Quantum Advantage Seeker with Kernels (QuASK): a software framework to speed up the research in quantum machine learning
Di Marcantonio, Francesco, Incudini, Massimiliano, Tezza, Davide, Grossi, Michele
Exploiting the properties of quantum information to the benefit of machine learning models is perhaps the most active field of research in quantum computation. This interest has supported the development of a multitude of software frameworks (e.g. Qiskit, Pennylane, Braket) to implement, simulate, and execute quantum algorithms. Most of them allow us to define quantum circuits, run basic quantum algorithms, and access low-level primitives depending on the hardware such software is supposed to run. For most experiments, these frameworks have to be manually integrated within a larger machine learning software pipeline. The researcher is in charge of knowing different software packages, integrating them through the development of long code scripts, analyzing the results, and generating the plots. Long code often leads to erroneous applications, due to the average number of bugs growing proportional with respect to the program length. Moreover, other researchers will struggle to understand and reproduce the experiment, due to the need to be familiar with all the different software frameworks involved in the code script.

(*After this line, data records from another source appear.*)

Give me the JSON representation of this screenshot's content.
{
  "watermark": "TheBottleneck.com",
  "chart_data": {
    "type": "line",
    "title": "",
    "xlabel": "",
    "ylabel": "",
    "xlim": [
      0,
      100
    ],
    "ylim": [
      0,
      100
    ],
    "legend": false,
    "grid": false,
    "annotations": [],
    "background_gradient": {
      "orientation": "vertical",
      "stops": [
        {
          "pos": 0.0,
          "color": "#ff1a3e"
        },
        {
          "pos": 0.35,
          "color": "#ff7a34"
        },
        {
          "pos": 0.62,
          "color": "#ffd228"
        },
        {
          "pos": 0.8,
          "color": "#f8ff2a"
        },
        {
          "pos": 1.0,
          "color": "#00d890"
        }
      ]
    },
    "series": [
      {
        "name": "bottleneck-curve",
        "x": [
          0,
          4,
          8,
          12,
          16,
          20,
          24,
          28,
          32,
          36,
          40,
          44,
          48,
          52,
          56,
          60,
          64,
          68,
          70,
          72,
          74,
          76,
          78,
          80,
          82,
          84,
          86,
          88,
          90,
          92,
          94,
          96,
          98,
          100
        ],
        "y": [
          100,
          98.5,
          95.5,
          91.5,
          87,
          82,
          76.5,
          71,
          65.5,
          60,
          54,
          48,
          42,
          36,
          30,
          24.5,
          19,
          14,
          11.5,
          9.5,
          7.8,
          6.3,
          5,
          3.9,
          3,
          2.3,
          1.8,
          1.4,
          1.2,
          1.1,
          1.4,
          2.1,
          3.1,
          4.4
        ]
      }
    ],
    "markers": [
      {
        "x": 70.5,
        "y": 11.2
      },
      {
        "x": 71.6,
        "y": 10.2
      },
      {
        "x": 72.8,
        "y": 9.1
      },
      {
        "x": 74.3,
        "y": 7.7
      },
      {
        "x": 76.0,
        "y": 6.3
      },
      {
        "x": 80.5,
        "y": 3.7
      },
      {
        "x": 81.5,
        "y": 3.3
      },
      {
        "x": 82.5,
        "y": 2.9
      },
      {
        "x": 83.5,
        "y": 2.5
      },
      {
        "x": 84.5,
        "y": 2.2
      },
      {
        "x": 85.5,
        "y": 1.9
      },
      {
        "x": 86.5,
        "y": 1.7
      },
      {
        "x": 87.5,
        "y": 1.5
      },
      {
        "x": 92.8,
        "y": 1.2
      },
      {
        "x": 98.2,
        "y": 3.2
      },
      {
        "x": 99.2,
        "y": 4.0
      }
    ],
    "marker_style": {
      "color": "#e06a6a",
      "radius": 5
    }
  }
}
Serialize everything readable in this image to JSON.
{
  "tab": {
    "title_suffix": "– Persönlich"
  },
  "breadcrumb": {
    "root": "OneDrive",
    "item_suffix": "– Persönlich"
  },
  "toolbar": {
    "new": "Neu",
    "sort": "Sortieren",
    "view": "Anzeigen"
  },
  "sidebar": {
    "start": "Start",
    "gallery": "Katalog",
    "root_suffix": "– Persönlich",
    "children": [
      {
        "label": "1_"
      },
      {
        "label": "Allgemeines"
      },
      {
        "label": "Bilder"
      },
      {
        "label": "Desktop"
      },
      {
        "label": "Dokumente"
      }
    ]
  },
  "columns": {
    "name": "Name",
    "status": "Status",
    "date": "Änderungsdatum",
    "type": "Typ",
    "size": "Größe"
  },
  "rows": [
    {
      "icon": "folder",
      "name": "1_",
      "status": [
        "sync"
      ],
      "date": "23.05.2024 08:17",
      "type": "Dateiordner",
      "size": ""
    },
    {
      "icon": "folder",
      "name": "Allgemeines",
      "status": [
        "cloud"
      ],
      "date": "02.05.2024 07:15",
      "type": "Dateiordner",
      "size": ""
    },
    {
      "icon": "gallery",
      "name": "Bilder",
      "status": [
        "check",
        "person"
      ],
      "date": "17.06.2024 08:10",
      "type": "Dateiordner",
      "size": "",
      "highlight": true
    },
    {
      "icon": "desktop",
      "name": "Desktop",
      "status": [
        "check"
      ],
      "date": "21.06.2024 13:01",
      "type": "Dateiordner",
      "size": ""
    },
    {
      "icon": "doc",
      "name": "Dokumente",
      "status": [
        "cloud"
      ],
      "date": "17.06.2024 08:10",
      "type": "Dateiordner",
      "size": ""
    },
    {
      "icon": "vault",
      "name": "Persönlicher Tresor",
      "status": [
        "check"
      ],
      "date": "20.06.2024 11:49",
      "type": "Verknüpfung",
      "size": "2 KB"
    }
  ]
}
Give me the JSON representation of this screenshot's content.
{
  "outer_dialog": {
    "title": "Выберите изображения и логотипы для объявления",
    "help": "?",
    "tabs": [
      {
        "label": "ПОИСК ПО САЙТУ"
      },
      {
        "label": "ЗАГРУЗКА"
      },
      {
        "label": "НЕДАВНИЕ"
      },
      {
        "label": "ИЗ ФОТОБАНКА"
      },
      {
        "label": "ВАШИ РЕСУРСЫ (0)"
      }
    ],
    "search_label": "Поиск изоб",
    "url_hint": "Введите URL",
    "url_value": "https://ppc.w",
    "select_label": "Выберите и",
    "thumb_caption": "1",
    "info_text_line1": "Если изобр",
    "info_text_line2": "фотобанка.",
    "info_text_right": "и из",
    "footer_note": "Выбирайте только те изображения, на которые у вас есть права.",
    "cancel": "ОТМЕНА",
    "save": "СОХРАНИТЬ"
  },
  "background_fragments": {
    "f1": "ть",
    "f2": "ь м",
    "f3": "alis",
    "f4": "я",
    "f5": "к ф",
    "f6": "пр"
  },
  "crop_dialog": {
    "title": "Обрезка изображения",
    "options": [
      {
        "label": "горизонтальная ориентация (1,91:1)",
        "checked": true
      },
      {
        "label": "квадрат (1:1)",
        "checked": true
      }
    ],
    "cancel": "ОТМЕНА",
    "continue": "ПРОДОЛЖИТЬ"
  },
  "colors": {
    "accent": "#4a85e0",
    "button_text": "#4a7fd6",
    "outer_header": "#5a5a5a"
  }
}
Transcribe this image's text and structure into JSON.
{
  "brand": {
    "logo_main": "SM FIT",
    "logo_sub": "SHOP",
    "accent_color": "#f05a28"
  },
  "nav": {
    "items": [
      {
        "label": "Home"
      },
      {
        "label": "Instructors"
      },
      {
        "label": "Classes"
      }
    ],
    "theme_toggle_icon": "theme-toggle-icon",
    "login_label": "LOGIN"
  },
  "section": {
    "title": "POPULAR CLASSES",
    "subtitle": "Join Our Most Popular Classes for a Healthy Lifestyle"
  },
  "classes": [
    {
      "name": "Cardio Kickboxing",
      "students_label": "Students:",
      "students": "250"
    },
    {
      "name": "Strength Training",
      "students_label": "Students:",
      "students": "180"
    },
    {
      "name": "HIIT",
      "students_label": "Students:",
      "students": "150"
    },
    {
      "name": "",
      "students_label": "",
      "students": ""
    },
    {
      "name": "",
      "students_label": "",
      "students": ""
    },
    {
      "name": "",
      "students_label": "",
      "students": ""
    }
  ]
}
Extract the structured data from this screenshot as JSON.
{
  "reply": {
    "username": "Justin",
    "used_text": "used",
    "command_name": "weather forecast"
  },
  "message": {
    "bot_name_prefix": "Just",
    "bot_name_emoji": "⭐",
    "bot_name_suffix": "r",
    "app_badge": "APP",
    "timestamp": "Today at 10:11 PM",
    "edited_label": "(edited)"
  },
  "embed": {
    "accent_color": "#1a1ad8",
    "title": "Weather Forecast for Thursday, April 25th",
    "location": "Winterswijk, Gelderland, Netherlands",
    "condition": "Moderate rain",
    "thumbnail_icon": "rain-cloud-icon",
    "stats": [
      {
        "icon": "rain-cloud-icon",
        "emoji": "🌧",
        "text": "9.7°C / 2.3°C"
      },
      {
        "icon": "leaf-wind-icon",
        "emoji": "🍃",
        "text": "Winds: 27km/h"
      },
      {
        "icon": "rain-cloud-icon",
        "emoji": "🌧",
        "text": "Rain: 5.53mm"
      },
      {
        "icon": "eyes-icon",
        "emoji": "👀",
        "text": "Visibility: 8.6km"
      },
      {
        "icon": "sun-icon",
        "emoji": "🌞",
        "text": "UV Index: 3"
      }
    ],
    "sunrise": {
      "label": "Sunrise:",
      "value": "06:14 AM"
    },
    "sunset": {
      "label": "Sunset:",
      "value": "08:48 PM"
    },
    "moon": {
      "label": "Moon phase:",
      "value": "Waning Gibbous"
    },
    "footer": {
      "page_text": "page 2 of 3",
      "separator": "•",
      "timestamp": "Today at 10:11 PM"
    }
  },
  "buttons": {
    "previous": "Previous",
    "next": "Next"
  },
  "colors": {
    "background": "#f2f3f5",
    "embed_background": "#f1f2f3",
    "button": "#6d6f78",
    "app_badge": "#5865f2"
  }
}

We propose QuASK, an open-source quantum machine learning framework written in Python that aids the researcher in performing their experiments, with particular attention to quantum kernel techniques. QuASK can be used as a command-line tool to download datasets, pre-process them, quantum machine learning routines, analyze and visualize the results. QuASK implements most state-of-the-art algorithms to analyze the data through quantum kernels, with the possibility to use projected kernels, (gradient-descent) trainable quantum kernels, and structure-optimized quantum kernels. Our framework can also be used as a library and integrated into pre-existing software, maximizing code reuse.